Syndrome’s genetic cause identified
A new intellectual disability syndrome has been described in patients. Using a mouse with remarkably similar characteristics, researchers now reveal how mutations in the β-catenin gene could cause it.
β-catenin and the brain: MRI brain scans for a normal mouse (left) and the batface mutant (right)
Our Neurobehavioural Genetics group, led by Patrick Nolan, has been working closely with other institutions in Italy and the Netherlands to document the clinical features of four patients with a new intellectual disability syndrome, all of which have dominant mutations in the β-catenin gene. A mouse identified with a similar phenotype and a mutation in the same gene has been used to investigate the underlying cause. This genetic model provides a valuable new tool to study β-catenin’s role in behaviour and cognition, and will allow us to understand and treat intellectual disability and other cognitive disorders.
The major feature of the syndrome was intellectual disability, which ranged from mild to severe, with autism spectrum disorder. In childhood, the patients had muscle weakness, with hypertonia and progressive spasticity in their legs. This was associated with development of unusual craniofacial features, with a small head (microcephaly) and an underdeveloped corpus callosum (hypoplasia). All had mutations in the β-catenin gene, to which these characteristic phenotypes were attributed.
β-catenin has a dual function, with crucial roles in both Wnt signalling and cell adhesion. It achieves the latter of these by interacting with cadherins on the cell membrane, forming a link to the actin cytoskeleton. This β-catenin/cadherin interaction is needed for synapses, the main form of communication within brain networks, to function. It therefore follows that mutations which prevent β-catenin from functioning can lead to behavioural and cognitive deficits. Using high-throughput genomics approaches, different groups in The Netherlands and US have implicated β-catenin in both autism spectrum disorder and intellectual disability.

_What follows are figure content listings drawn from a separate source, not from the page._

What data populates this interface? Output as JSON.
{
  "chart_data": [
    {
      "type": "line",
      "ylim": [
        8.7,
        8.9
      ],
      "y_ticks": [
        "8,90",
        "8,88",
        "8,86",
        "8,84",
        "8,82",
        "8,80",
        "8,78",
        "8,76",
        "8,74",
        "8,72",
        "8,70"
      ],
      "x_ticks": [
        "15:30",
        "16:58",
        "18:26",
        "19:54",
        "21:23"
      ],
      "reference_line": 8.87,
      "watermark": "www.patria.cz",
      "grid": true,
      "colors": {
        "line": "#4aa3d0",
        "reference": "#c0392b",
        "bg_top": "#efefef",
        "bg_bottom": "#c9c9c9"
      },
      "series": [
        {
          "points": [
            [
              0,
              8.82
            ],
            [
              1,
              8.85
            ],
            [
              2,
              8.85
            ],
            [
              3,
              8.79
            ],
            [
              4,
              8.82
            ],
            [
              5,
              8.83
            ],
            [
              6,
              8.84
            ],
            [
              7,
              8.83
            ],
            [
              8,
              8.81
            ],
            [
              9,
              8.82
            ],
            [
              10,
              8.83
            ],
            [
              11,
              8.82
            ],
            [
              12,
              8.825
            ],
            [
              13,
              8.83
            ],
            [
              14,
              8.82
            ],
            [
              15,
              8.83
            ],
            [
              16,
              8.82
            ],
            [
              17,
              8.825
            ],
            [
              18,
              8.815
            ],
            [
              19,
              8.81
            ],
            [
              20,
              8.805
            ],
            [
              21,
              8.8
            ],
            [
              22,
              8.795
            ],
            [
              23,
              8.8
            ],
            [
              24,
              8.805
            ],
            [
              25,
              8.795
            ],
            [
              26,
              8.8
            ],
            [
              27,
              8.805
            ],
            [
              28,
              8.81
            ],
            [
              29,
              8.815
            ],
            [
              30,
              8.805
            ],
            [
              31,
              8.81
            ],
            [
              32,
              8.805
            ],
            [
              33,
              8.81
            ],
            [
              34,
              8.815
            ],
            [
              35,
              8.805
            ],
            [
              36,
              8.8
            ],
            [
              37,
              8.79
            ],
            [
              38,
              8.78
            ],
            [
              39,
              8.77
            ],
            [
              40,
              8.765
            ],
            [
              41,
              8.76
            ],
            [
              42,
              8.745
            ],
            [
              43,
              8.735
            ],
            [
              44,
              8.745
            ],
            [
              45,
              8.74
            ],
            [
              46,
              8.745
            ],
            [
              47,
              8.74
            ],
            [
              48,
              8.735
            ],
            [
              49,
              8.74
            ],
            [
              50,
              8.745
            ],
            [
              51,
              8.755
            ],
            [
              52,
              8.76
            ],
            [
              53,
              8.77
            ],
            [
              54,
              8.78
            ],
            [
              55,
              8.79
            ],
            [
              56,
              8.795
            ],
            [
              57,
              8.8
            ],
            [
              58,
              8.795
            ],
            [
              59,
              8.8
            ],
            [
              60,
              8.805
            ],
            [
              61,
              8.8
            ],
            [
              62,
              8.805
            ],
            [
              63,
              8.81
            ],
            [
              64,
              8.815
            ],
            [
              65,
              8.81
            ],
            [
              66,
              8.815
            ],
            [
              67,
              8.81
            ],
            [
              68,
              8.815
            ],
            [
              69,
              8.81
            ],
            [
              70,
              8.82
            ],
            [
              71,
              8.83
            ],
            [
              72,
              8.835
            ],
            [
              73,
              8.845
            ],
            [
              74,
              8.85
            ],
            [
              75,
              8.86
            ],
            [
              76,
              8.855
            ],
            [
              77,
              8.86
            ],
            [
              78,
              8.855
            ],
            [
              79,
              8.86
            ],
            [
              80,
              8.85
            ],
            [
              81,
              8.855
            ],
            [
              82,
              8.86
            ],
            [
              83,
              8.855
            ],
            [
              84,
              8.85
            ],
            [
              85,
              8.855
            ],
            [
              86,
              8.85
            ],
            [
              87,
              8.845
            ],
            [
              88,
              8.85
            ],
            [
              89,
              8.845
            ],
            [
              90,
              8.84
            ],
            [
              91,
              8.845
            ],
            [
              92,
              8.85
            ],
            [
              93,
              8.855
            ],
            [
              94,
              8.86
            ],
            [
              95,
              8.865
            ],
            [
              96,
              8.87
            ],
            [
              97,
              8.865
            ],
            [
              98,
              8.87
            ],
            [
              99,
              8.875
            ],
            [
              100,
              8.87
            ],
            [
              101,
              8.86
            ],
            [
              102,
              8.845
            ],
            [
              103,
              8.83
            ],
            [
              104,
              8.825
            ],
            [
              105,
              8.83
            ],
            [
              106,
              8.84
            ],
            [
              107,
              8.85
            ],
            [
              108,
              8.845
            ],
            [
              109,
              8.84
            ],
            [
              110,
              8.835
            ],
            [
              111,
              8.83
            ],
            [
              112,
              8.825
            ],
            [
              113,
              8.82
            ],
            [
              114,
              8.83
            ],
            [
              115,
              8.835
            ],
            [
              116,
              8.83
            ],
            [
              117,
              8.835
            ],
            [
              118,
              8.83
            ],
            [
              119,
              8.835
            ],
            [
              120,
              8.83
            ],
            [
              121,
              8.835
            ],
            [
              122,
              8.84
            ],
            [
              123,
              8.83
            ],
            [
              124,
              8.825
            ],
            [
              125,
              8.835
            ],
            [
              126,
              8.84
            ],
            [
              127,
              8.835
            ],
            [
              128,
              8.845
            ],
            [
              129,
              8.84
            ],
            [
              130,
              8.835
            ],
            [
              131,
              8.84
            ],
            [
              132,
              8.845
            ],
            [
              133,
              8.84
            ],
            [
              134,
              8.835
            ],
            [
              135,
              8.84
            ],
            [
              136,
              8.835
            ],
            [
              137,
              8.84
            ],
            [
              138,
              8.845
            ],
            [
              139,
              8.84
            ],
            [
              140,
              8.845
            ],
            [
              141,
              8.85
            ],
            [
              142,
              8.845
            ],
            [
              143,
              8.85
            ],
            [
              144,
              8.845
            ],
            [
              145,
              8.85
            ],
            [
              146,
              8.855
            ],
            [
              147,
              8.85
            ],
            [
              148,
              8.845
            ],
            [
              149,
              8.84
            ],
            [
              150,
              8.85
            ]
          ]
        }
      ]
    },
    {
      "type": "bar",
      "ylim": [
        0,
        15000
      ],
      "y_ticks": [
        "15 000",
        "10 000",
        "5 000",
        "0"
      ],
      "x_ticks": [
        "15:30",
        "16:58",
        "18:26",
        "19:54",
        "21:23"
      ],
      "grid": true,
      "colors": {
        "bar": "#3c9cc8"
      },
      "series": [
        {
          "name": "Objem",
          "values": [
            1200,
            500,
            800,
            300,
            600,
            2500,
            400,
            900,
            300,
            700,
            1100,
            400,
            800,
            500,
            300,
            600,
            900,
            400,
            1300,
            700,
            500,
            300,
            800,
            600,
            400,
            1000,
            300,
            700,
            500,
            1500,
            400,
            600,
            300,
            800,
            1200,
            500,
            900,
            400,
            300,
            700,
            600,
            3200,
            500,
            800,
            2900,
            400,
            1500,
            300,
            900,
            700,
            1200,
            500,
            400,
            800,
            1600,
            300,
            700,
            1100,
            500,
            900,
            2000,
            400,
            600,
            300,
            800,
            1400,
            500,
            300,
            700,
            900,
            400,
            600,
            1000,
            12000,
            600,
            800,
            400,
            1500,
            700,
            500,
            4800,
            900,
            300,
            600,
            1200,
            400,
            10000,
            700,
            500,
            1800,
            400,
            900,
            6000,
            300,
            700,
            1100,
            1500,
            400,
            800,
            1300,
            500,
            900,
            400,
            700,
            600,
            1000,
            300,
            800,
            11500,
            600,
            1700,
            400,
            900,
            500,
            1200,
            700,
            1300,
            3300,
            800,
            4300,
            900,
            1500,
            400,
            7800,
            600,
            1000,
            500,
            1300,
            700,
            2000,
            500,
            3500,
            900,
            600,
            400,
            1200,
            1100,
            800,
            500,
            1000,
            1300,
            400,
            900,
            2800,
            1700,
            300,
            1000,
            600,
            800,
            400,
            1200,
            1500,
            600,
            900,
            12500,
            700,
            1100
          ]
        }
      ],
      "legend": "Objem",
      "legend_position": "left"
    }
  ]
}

Using the ENU mutagenesis screen at MRC Harwell, researchers in the Neurobehavioural Genetics group identified a mouse line with an inherited mutation in β-catenin, which they discovered to be a substitution of threonine 653 by lysine. This mutation significantly reduced β-catenin’s ability to interact with cadherins. It shared many of the same phenotypes observed in the patients, including craniofacial and brain abnormalities, and was named ‘batface’ (Bfc), due to its characteristic broad facial features.
Batface has and an abnormally rounded brain shape, enlarged at the sides and smaller at the front and back, and MRI scans revealed a striking deficit in corpus callosum connections between the two hemispheres. As might be expected from this, batface mice had substantial behavioural and cognitive deficits, with particular difficulty in tests measuring decision-making, learning and memory.
This research has revealed the vital role β-catenin plays in cognition, and highlights the devastating consequences of mutations that disrupt its function. It is hoped that this mouse model will enable this syndrome to be studied in more detail, and will ultimately lead to new treatments for patients.